Concern Over Russia's Outreach to the DPRK

(FILE) A TV screen shows an image of North Korea's missile launch during a news program in South Korea.

The DPRK is a country that has no qualms in helping Russia’s attempts to destroy Ukraine.

Your browser doesn’t support HTML5

Concern Over Russia's Outreach to the DPRK

It’s been 18 months since Russian President Vladimir Putin began what he called Russia’s “special military operation” against Ukraine, and what civilized countries accurately call Russia’s brutal and unprovoked invasion.

If Putin believed the “operation” would be swift and painless for Russia, events have proven otherwise.

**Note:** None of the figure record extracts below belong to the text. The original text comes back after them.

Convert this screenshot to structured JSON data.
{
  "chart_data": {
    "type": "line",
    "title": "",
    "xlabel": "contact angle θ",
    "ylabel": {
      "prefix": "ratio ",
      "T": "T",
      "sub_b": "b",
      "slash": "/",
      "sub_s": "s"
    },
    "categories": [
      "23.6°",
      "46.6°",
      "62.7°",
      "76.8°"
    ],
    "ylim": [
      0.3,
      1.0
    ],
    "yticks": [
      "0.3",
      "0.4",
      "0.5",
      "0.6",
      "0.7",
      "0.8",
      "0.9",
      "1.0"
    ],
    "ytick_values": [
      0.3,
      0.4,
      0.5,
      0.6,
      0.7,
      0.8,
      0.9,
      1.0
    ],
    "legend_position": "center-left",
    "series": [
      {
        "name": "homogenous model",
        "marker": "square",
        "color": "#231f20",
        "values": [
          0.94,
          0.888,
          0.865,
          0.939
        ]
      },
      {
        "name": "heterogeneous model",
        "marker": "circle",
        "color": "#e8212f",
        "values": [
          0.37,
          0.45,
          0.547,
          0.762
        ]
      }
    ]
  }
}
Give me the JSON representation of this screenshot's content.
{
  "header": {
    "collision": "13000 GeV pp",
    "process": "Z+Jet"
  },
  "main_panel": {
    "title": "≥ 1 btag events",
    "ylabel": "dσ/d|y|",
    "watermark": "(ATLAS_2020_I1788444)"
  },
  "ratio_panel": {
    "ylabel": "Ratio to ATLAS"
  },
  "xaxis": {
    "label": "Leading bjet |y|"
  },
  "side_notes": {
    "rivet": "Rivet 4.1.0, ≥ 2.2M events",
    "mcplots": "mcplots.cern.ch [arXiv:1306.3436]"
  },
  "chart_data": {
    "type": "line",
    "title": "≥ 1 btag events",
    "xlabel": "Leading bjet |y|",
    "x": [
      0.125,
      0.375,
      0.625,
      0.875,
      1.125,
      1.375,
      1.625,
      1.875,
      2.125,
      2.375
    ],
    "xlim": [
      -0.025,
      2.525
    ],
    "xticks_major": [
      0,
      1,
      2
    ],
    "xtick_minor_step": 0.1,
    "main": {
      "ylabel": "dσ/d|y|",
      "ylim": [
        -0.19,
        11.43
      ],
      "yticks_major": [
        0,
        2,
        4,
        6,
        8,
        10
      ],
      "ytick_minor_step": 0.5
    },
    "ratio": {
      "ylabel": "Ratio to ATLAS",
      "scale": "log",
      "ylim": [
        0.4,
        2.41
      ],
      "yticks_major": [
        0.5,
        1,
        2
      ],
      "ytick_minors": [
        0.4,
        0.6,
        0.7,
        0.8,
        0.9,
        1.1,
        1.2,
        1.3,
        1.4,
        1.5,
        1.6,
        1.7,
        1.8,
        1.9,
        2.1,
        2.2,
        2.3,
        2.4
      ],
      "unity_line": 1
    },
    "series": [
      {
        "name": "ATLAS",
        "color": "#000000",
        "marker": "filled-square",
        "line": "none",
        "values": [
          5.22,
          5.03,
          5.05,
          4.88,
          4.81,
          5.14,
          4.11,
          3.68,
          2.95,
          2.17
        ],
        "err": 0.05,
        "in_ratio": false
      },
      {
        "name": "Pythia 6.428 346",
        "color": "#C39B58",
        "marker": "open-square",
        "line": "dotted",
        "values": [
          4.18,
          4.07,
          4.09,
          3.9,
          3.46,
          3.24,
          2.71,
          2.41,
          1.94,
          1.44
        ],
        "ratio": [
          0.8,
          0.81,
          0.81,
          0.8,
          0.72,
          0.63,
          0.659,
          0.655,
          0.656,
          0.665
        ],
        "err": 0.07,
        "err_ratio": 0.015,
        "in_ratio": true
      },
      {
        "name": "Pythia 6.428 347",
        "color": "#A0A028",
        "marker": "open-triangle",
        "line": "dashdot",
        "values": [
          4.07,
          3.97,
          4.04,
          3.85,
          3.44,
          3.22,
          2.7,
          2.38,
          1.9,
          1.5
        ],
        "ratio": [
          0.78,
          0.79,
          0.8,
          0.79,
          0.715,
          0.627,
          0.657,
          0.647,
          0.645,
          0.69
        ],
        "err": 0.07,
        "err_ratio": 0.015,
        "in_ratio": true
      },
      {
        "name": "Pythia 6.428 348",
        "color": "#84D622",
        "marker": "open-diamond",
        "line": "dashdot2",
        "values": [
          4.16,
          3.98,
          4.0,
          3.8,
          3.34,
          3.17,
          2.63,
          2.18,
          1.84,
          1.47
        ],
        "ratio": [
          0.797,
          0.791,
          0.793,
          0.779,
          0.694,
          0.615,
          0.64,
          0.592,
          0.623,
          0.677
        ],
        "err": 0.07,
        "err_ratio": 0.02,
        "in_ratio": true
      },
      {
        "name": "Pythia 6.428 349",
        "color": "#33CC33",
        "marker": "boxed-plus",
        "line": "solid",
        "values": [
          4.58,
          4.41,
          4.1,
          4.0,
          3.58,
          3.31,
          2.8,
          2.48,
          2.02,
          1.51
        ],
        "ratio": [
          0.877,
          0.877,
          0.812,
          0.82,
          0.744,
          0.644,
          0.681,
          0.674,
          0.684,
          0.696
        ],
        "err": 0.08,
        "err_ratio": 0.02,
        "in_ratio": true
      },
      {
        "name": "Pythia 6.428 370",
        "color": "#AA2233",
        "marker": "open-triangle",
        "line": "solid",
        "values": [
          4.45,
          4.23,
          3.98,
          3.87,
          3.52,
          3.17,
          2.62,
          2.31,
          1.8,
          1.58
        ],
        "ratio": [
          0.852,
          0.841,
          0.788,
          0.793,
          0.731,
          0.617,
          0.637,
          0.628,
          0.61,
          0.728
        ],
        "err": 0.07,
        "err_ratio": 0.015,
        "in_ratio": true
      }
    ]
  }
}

As U.S. Director of National Intelligence Avril Haines told Congress, “Moscow underestimated the strength of Ukraine’s resistance and the degree of internal military challenges.”

Of course, it is Ukraine that has suffered most from Russia’s aggression, with devastating effects on Ukraine’s civilian population, infrastructure, and economy. But the costs to Russia have also been high: estimates are that tens of thousands of Russian soldiers have been killed; hundreds of thousands of Russians have left Russia; military spending is spiraling; and there are shortages of munitions, including tanks, drones, and artillery pieces.

Russia’s munitions’ shortage is in large part due to Western sanctions that have forced the Kremlin to seek help from countries with no regard for the devastation occurring in Ukraine or for international peace and stability.

Iran is one of them. Russia has received hundreds of drones from Tehran which it uses to destroy Ukrainian infrastructure and kill civilians; and now Russia is receiving materials from Iran to build a UAV manufacturing plant inside Russia itself.

The DPRK is another country that has no qualms in helping Russia’s attempts to destroy Ukraine. In 2022, the DPRK delivered infantry rockets and missiles into Russia for use in Ukraine by the Russia-backed Wagner group.

At the end of July, Russia’s defense minister Sergei Shoigu reportedly met in the DPRK with government officials about increasing the sale of North Korean munitions to Moscow for the Ukraine war.

“This is another example of how desperate Mr. Putin has become because his war machine is being affected by the sanctions and the export controls,” said U.S. National Security Coordinator for Strategic Communications John Kirby. “He is going through a vast amount of inventory to try to subjugate Ukraine, and he’s reaching out to countries like North Korea, like Iran, and certainly he’s been trying to reach to China to get support for his war machine.”

U.S. officials have voiced deep concern over the possibility that the DPRK will further aid Russia’s brutality and have promised to expose all unlawful arms transfers and enforce all U.S. sanctions. As Coordinator Kirby declared, “Nobody should be helping Mr. Putin kill more Ukrainians.”